ITWeb: What are the top three opportunities network-enabled computing devices and machine learning technology present to organisations in South Africa?
Mckenzie: Traditionally, the choice has been between embedded solutions that were either difficult to customise or not customisable at all and a small-footprint computing platform that, whilst customable, tended to be expensive.
IOT allows the possibility to add intelligence at a much lower cost. These devices now communicate using standard network protocols which allow for the real-time collection of data on an unprecedented scale. The combination of smart, networked devices and machine learning allows you to build real-time predictive models that can be used to drive decision-making at a pace that was previously difficult to achieve.
ITWeb: Can you highlight three challenges specific to these technologies?
Mckenzie: Challenges that arise from these technologies include security and privacy concerns, maintenance of the distributed software platform and dealing with the huge volumes of data that are generated.

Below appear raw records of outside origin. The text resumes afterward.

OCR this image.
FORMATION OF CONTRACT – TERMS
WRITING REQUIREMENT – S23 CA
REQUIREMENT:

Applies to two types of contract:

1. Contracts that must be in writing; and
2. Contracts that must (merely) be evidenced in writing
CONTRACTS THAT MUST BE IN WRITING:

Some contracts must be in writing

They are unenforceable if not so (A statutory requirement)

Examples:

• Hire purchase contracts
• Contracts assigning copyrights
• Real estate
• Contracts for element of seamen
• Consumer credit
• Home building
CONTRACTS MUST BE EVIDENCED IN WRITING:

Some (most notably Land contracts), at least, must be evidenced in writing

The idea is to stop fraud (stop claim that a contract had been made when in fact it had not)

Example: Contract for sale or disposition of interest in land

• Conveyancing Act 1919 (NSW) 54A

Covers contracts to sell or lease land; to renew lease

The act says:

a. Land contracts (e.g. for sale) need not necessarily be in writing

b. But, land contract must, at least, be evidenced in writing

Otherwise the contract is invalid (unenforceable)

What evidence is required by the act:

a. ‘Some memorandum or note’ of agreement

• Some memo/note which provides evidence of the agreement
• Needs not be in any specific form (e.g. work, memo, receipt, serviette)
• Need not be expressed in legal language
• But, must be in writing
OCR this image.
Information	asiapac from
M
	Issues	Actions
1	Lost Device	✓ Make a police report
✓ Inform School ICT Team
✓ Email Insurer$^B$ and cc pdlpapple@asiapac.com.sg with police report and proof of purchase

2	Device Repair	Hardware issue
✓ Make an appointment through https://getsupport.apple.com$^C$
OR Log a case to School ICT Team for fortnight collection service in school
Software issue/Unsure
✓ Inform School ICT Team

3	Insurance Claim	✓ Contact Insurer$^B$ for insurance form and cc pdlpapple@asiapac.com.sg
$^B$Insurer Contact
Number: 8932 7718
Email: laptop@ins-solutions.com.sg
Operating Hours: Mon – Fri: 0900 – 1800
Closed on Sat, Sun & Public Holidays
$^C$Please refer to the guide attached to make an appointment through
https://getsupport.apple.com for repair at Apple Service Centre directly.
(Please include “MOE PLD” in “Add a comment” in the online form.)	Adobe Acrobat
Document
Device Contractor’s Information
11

ITWeb: What important points would you like organisations to consider in terms of managing the risks when it comes to IOT and machine learning?
ITWEB: What key points would you like the delegates attending the Enterprise Mobility event to take away with them?
Mckenzie: Firstly; that IOT and ML solutions can unlock new business models and opportunities; secondly solutions can be built using IOT and ML technologies today and lastly that in many cases using skills that you already have access to. The risks associated with these projects are manageable if you consider them up front.